For this bite, you’ll want to fish when the weather’s a little rough. With strong winds from the north, tailing conditions push sailfish high in the water column to feed. They surf the swells and it’s possible to sight fish for them, which is about as exciting as fishing gets.

3) The Outer Banks: In winter, North Carolina’s Outer Banks are the destination for several migrations which bring excellent fishing to the island chain from Oregon Inlet down past Ocracoke.
Out of Hatteras, it’s a short ride out to the eastern edge of the Gulf Stream, and this time of year tuna congregate there to feast on a bounty of baitfish. Big bluefin tuna 200 pounds and larger are on the prowl, and anglers can also do battle with blackfin, yellowfin and bigeye tunas.
At the same time, big schools of striped bass will be marauding baitfish on the beaches and in the inlets. Surf anglers can encounter them blitzing menhaden by looking for bait and birds. Charter boats do good business this time of year trolling while keeping eyes peeled for stripers herding and crashing bait balls.

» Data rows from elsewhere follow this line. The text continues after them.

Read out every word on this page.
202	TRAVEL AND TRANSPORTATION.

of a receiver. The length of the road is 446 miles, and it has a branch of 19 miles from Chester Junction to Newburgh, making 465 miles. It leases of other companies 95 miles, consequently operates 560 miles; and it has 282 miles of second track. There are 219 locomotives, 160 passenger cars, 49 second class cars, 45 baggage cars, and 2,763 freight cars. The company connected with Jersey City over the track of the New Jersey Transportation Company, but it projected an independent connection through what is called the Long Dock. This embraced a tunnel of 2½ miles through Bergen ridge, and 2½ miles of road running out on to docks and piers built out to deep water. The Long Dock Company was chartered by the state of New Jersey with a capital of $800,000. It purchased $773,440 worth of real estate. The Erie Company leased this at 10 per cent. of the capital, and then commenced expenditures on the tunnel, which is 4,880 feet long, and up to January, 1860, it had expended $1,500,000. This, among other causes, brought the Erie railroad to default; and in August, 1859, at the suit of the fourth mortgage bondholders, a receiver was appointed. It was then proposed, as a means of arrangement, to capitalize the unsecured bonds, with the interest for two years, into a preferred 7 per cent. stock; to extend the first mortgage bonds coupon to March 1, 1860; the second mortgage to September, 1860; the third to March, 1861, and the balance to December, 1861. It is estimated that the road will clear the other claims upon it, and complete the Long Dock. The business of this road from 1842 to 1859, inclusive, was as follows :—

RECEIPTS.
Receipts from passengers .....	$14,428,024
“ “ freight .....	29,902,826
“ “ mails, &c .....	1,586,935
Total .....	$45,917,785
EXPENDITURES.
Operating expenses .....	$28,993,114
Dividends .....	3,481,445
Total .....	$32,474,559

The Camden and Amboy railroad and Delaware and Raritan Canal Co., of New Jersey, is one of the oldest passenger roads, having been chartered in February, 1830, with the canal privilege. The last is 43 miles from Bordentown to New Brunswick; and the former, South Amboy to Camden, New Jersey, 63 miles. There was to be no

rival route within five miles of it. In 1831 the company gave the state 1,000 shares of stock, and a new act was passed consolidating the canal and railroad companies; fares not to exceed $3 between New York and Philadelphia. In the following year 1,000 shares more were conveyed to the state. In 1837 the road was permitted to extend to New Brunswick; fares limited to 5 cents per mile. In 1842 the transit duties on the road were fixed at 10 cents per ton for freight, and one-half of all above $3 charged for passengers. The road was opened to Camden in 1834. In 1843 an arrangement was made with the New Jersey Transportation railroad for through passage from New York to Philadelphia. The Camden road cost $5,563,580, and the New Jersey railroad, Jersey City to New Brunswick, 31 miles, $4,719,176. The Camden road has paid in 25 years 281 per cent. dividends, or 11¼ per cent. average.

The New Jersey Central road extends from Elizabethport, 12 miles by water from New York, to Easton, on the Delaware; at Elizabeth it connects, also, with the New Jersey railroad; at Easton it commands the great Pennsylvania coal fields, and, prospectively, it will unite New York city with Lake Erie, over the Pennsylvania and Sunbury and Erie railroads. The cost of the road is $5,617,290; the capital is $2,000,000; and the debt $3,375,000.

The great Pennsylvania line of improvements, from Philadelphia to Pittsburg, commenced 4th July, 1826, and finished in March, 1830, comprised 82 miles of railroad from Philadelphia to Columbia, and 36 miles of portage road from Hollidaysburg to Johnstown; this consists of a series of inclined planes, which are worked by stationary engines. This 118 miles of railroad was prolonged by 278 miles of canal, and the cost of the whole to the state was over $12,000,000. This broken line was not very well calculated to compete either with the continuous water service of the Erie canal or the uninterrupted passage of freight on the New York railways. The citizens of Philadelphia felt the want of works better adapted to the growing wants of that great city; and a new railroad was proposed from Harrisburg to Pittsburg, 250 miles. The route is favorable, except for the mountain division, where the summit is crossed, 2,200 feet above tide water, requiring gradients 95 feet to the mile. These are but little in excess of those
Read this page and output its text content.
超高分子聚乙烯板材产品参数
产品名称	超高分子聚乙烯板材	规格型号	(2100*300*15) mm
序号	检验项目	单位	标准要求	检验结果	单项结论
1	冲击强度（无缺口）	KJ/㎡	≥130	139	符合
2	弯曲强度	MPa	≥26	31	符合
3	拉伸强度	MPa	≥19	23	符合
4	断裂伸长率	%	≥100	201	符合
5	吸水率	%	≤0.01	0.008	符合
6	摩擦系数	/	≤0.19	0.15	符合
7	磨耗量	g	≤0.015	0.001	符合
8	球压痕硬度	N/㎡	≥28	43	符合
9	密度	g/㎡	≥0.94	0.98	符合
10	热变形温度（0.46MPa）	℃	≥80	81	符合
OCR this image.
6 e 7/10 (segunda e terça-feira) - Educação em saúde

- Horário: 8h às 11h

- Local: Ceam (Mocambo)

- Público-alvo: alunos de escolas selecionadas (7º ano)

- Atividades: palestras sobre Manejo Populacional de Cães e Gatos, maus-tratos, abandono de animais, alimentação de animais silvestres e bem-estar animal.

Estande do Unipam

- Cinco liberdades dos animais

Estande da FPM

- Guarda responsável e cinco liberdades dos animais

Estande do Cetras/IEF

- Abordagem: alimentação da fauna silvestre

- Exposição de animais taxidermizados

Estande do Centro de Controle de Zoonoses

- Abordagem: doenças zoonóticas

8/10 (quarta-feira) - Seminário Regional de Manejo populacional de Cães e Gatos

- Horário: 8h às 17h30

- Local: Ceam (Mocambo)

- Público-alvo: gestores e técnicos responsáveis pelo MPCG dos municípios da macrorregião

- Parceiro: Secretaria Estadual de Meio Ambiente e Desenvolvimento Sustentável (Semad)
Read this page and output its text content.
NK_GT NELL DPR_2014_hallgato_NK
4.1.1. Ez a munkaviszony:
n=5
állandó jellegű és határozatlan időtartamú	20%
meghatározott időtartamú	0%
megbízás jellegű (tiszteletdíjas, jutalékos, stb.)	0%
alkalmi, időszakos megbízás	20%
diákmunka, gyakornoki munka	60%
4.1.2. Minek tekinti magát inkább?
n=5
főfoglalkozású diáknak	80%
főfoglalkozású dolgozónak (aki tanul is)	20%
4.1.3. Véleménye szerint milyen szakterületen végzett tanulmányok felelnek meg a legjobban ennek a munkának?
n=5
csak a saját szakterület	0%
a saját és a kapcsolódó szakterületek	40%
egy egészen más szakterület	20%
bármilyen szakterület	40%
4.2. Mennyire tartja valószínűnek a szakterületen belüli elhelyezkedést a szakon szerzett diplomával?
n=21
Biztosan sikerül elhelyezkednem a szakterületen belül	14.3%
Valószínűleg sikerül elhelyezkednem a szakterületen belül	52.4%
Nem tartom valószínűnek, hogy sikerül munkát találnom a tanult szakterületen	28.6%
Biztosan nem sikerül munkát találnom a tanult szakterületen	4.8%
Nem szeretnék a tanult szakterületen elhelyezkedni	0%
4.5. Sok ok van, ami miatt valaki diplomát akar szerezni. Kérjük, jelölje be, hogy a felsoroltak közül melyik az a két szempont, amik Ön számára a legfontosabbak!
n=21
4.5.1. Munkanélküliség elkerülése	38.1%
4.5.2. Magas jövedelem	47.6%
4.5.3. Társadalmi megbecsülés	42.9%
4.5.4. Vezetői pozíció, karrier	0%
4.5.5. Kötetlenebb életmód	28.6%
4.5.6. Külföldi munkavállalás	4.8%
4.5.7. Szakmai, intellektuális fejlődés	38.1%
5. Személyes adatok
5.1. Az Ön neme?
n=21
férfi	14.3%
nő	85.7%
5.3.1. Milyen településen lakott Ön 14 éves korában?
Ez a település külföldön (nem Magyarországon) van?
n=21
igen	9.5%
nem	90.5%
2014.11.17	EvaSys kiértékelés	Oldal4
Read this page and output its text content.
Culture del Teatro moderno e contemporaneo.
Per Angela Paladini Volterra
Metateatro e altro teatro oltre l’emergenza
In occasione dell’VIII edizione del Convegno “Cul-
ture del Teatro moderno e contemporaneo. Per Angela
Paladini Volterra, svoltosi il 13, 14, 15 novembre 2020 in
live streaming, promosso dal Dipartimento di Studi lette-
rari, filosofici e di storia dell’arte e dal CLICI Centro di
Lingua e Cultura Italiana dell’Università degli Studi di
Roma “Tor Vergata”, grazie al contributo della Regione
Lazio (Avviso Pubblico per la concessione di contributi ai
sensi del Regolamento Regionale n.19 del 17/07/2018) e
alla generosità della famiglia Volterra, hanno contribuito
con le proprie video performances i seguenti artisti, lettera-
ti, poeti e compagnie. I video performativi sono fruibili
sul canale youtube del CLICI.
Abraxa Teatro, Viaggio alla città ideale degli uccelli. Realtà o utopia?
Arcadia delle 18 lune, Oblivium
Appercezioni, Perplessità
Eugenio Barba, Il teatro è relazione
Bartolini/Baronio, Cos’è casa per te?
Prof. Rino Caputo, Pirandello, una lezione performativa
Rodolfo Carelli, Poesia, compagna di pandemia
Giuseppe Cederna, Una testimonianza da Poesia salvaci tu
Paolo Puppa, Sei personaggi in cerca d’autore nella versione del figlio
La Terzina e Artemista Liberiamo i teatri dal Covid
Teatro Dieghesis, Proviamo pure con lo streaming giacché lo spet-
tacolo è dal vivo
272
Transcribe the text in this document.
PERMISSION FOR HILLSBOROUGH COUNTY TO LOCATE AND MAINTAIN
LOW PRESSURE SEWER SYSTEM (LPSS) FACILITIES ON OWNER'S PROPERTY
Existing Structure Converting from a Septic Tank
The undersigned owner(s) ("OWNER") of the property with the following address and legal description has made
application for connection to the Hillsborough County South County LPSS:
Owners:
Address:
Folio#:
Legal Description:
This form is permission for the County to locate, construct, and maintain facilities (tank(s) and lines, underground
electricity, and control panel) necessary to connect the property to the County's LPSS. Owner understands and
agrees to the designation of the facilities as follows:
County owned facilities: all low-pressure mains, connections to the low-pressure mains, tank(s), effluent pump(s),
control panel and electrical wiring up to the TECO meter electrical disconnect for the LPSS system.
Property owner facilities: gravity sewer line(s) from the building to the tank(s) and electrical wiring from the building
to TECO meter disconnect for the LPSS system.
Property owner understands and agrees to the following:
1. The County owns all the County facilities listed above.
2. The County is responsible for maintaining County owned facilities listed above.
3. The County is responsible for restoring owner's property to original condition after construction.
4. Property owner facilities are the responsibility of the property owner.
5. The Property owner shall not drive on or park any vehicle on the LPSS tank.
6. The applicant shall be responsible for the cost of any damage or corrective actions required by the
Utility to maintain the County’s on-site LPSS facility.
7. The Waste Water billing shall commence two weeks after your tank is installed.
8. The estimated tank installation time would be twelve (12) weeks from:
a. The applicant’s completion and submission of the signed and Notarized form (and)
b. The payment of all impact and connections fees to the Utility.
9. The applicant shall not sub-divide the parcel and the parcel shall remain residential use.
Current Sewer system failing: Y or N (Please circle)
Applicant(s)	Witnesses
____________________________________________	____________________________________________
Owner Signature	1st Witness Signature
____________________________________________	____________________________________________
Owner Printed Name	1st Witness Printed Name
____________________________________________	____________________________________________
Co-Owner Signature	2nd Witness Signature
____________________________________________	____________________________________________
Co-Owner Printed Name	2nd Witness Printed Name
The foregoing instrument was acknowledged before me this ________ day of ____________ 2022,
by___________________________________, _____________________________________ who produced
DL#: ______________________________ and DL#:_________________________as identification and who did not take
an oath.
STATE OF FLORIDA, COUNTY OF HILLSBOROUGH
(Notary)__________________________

4) South Padre Island, Texas: Way down on the Mexican border, South Padre Island is as far south as you can go in Texas. The winters are mild and the fishing is good year-round.

When water temps drop, snook pile into the canals and school up. These schools of fish can be giant, and they are suckers for artificials. At the same time, the grass flats experience the clearest water of the year. Redfish, big trout and black drum cruise the flats, where anglers can sight fish them in shin-deep water.

5) Delayed Harvest Trout: On the East Coast from Maryland down to Georgia, most states have developed robust delayed harvest trout fisheries which keep fly fishers on the stream through the winter. These specially regulated fisheries are catch-and-release only through the cooler months and most of them have single-hook, artificial-only regulations.

Most delayed harvest streams are heavily stocked, usually with some larger-than-normal hatchery fish. Since you can’t keep them, they stay in the creeks and rivers all winter long. Maryland, Pennsylvania, North Carolina, South Carolina and Georgia are some of the states with excellent delayed harvest programs. See their state wildlife agency websites for information.